Was für eine Provokation: Das Christuskreuz in der traditionellen assyrisch-chaldäischen Form auf der Sohle eines Damenschuhs. Nach Angaben der Assyrian International News Agency (Aina) werden/wurden derartige Schuhe in Einkaufszentren im irakischen Kurdistan verkauft. Die Bedeutung ist klar: Das Kreuz Christi soll von Frauenfüßen in Staub und Dreck getreten werden.
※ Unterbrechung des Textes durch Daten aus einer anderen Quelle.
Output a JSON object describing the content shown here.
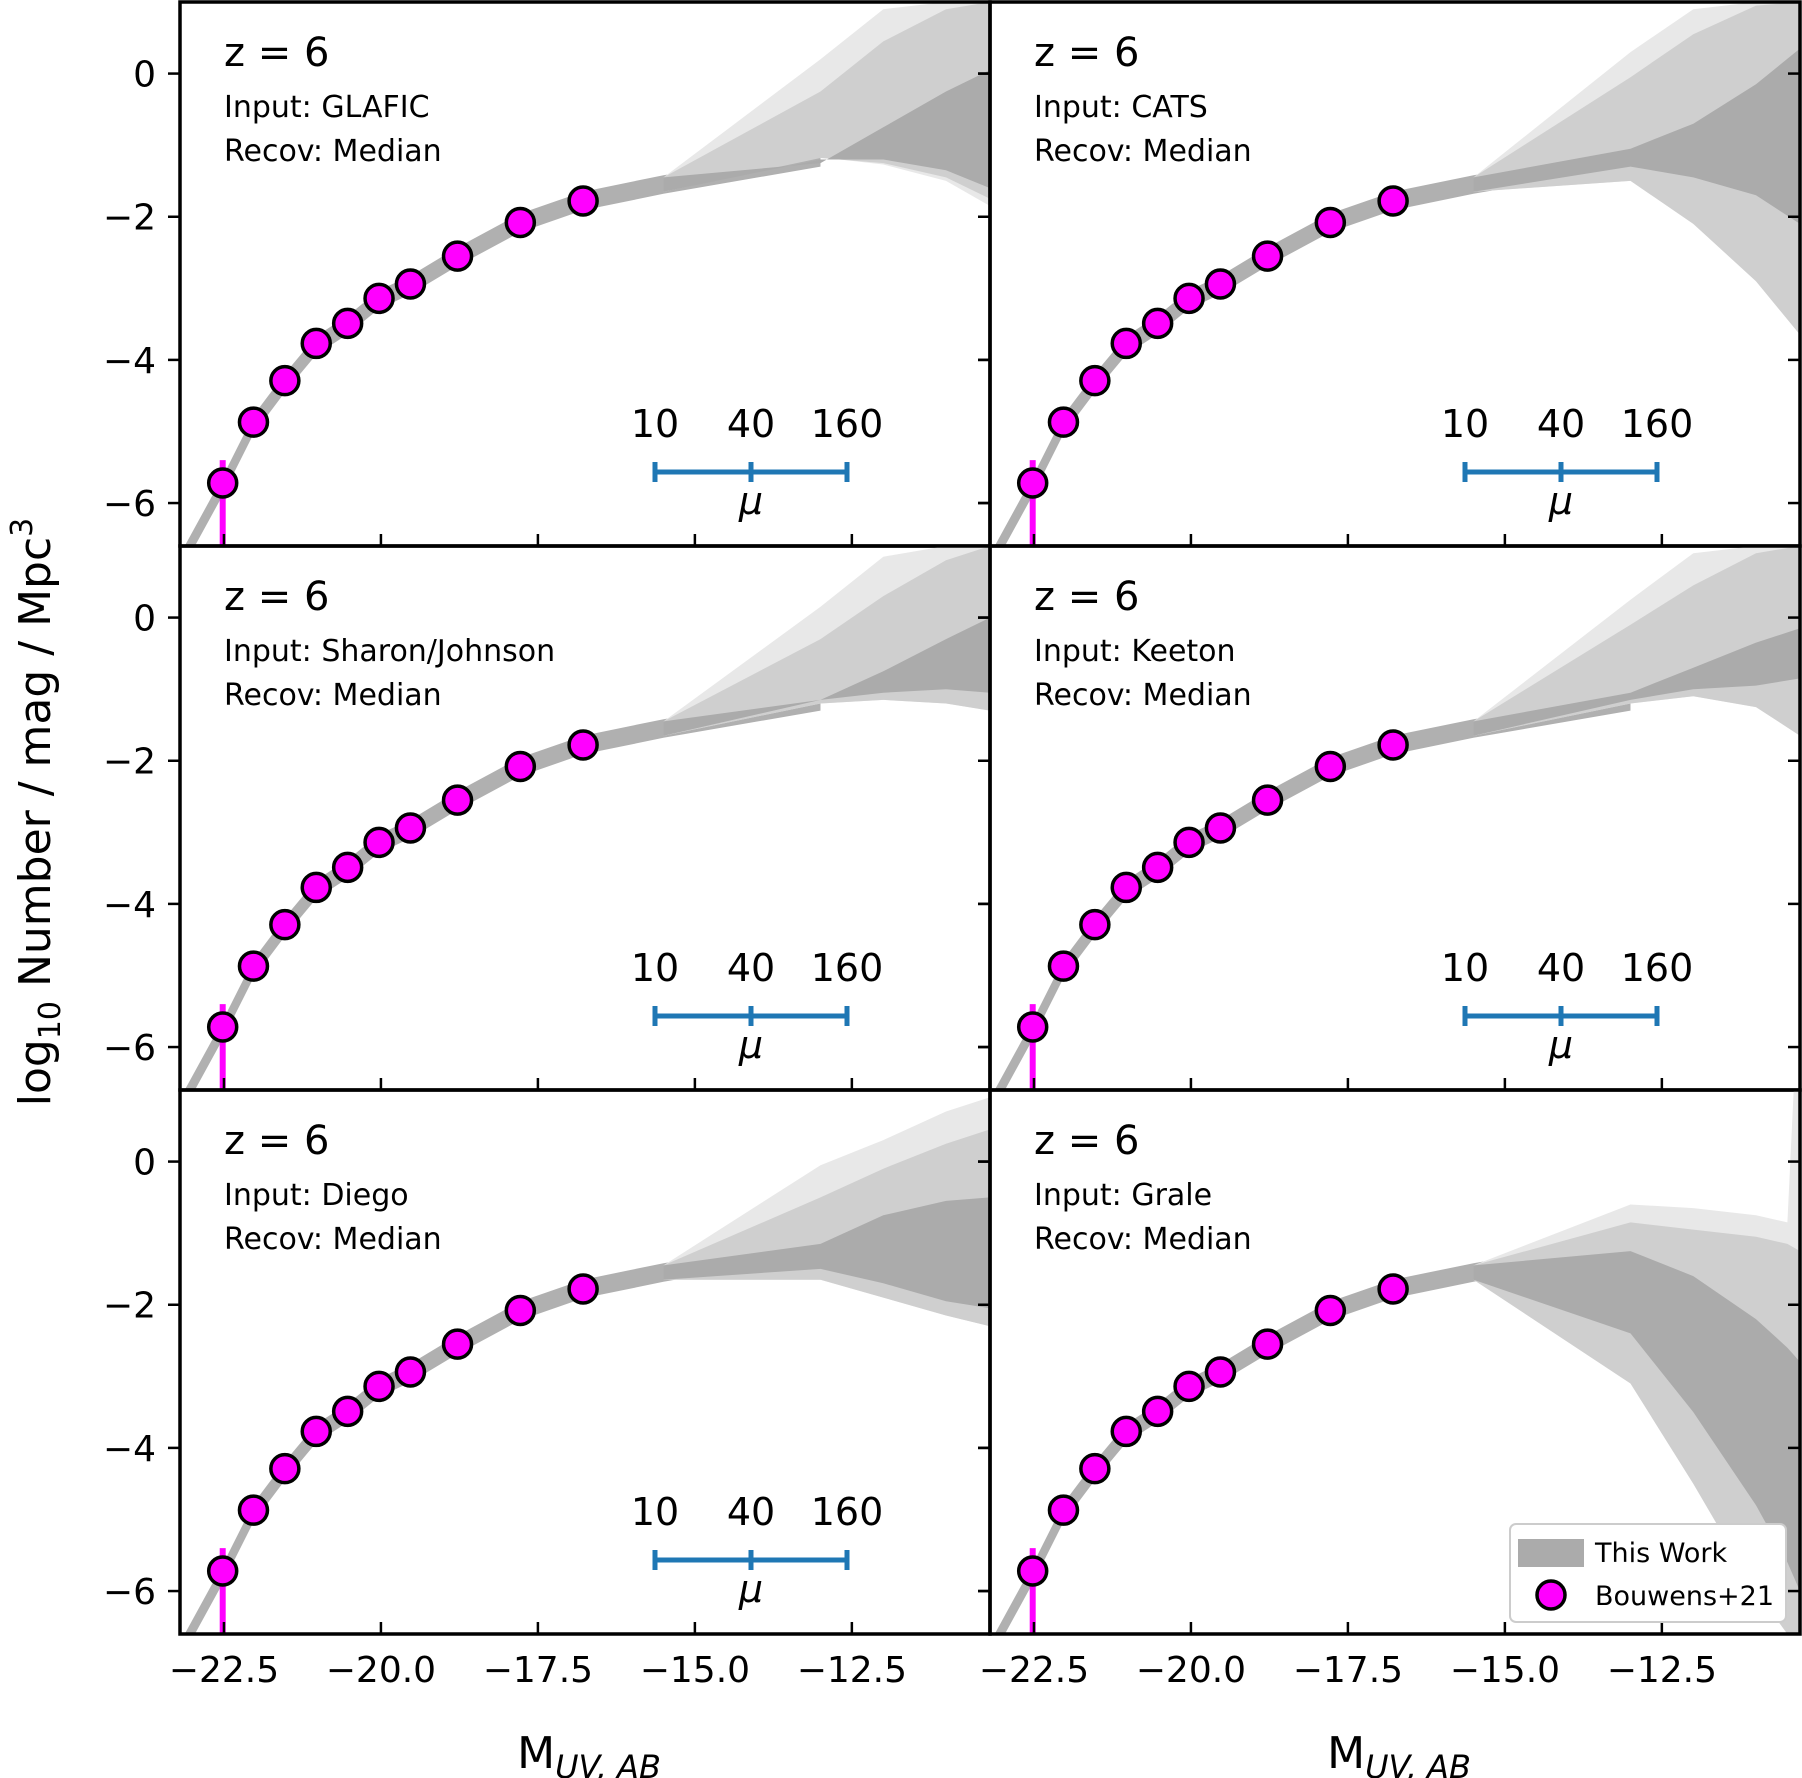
{
  "chart_data": {
    "type": "scatter",
    "layout": "3x2 grid of panels sharing axes",
    "xlabel": "M_UV,AB",
    "ylabel": "log10 Number / mag / Mpc^3",
    "xlim": [
      -23.2,
      -10.3
    ],
    "ylim": [
      -6.6,
      1.0
    ],
    "x_ticks": [
      -22.5,
      -20.0,
      -17.5,
      -15.0,
      -12.5
    ],
    "x_tick_labels": [
      "−22.5",
      "−20.0",
      "−17.5",
      "−15.0",
      "−12.5"
    ],
    "y_ticks": [
      0,
      -2,
      -4,
      -6
    ],
    "y_tick_labels": [
      "0",
      "−2",
      "−4",
      "−6"
    ],
    "points": {
      "name": "Bouwens+21",
      "x": [
        -22.52,
        -22.03,
        -21.53,
        -21.03,
        -20.53,
        -20.03,
        -19.53,
        -18.78,
        -17.78,
        -16.78
      ],
      "y": [
        -5.72,
        -4.87,
        -4.29,
        -3.77,
        -3.49,
        -3.14,
        -2.94,
        -2.55,
        -2.08,
        -1.78
      ],
      "error_bar": {
        "x": -22.52,
        "y_low": -6.6,
        "y_high": -5.4
      }
    },
    "legend": [
      {
        "label": "This Work",
        "marker": "grey band"
      },
      {
        "label": "Bouwens+21",
        "marker": "magenta circle"
      }
    ],
    "panels": [
      {
        "z_label": "z = 6",
        "input_label": "Input: GLAFIC",
        "recov_label": "Recov: Median",
        "mu_scale": {
          "labels": [
            "10",
            "40",
            "160"
          ],
          "symbol": "μ"
        },
        "bands": {
          "x": [
            -13.0,
            -12.0,
            -11.0,
            -10.3
          ],
          "dark_upper": [
            -1.25,
            -0.75,
            -0.25,
            0.05
          ],
          "dark_lower": [
            -1.2,
            -1.2,
            -1.35,
            -1.6
          ],
          "mid_upper": [
            -0.25,
            0.45,
            0.9,
            1.0
          ],
          "mid_lower": [
            -1.18,
            -1.25,
            -1.45,
            -1.75
          ],
          "light_upper": [
            0.2,
            0.9,
            1.0,
            1.0
          ],
          "light_lower": [
            -1.17,
            -1.27,
            -1.5,
            -1.85
          ]
        }
      },
      {
        "z_label": "z = 6",
        "input_label": "Input: CATS",
        "recov_label": "Recov: Median",
        "mu_scale": {
          "labels": [
            "10",
            "40",
            "160"
          ],
          "symbol": "μ"
        },
        "bands": {
          "x": [
            -13.0,
            -12.0,
            -11.0,
            -10.3
          ],
          "dark_upper": [
            -1.05,
            -0.7,
            -0.15,
            0.35
          ],
          "dark_lower": [
            -1.3,
            -1.45,
            -1.7,
            -2.1
          ],
          "mid_upper": [
            -0.05,
            0.55,
            0.95,
            1.0
          ],
          "mid_lower": [
            -1.5,
            -2.1,
            -2.9,
            -3.65
          ],
          "light_upper": [
            0.3,
            0.9,
            1.0,
            1.0
          ],
          "light_lower": [
            -1.5,
            -2.1,
            -2.9,
            -3.65
          ]
        }
      },
      {
        "z_label": "z = 6",
        "input_label": "Input: Sharon/Johnson",
        "recov_label": "Recov: Median",
        "mu_scale": {
          "labels": [
            "10",
            "40",
            "160"
          ],
          "symbol": "μ"
        },
        "bands": {
          "x": [
            -13.0,
            -12.0,
            -11.0,
            -10.3
          ],
          "dark_upper": [
            -1.15,
            -0.75,
            -0.3,
            0.0
          ],
          "dark_lower": [
            -1.15,
            -1.05,
            -1.0,
            -1.05
          ],
          "mid_upper": [
            -0.3,
            0.3,
            0.8,
            1.0
          ],
          "mid_lower": [
            -1.2,
            -1.15,
            -1.2,
            -1.3
          ],
          "light_upper": [
            0.15,
            0.85,
            1.0,
            1.0
          ],
          "light_lower": [
            -1.2,
            -1.15,
            -1.2,
            -1.3
          ]
        }
      },
      {
        "z_label": "z = 6",
        "input_label": "Input: Keeton",
        "recov_label": "Recov: Median",
        "mu_scale": {
          "labels": [
            "10",
            "40",
            "160"
          ],
          "symbol": "μ"
        },
        "bands": {
          "x": [
            -13.0,
            -12.0,
            -11.0,
            -10.3
          ],
          "dark_upper": [
            -1.05,
            -0.7,
            -0.35,
            -0.15
          ],
          "dark_lower": [
            -1.15,
            -1.0,
            -0.95,
            -0.85
          ],
          "mid_upper": [
            -0.1,
            0.45,
            0.9,
            1.0
          ],
          "mid_lower": [
            -1.2,
            -1.1,
            -1.25,
            -1.65
          ],
          "light_upper": [
            0.25,
            0.9,
            1.0,
            1.0
          ],
          "light_lower": [
            -1.2,
            -1.1,
            -1.25,
            -1.65
          ]
        }
      },
      {
        "z_label": "z = 6",
        "input_label": "Input: Diego",
        "recov_label": "Recov: Median",
        "mu_scale": {
          "labels": [
            "10",
            "40",
            "160"
          ],
          "symbol": "μ"
        },
        "bands": {
          "x": [
            -13.0,
            -12.0,
            -11.0,
            -10.3
          ],
          "dark_upper": [
            -1.15,
            -0.75,
            -0.55,
            -0.5
          ],
          "dark_lower": [
            -1.5,
            -1.7,
            -1.95,
            -2.05
          ],
          "mid_upper": [
            -0.5,
            -0.1,
            0.25,
            0.45
          ],
          "mid_lower": [
            -1.65,
            -1.9,
            -2.15,
            -2.3
          ],
          "light_upper": [
            -0.05,
            0.3,
            0.7,
            0.9
          ],
          "light_lower": [
            -1.65,
            -1.9,
            -2.15,
            -2.3
          ]
        }
      },
      {
        "z_label": "z = 6",
        "input_label": "Input: Grale",
        "recov_label": "Recov: Median",
        "mu_scale": null,
        "bands": {
          "x": [
            -13.0,
            -12.0,
            -11.0,
            -10.5,
            -10.4,
            -10.3
          ],
          "dark_upper": [
            -1.25,
            -1.6,
            -2.2,
            -2.6,
            -2.7,
            -2.8
          ],
          "dark_lower": [
            -2.4,
            -3.5,
            -4.8,
            -5.6,
            -5.8,
            -6.0
          ],
          "mid_upper": [
            -0.85,
            -0.95,
            -1.05,
            -1.15,
            -1.2,
            -1.25
          ],
          "mid_lower": [
            -3.1,
            -4.5,
            -6.0,
            -6.6,
            -6.6,
            -6.6
          ],
          "light_upper": [
            -0.6,
            -0.65,
            -0.75,
            -0.85,
            1.0,
            1.0
          ],
          "light_lower": [
            -3.1,
            -4.5,
            -6.0,
            -6.6,
            -6.6,
            -6.6
          ]
        }
      }
    ]
  }
}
Bei aller Empörung die Erinnerung an die Worte des Apostels Paulus in seinem ersten Brief an die Korinther: „Das Wort vom Kreuz ist eine Torheit denen, die verloren werden; uns aber, die wir selig werden, ist es Gottes Kraft. […] Wir aber predigen Christus, den Gekreuzigten, den Juden ein Ärgernis und den Heiden eine Torheit; denen aber, die berufen sind, Juden und Griechen, predigen wir Christus als Gottes Kraft und Gottes Weisheit. Denn die göttliche Torheit ist weiser, als die Menschen sind, und die göttliche Schwachheit ist stärker, als die Menschen sind.“ (1,18.23-25)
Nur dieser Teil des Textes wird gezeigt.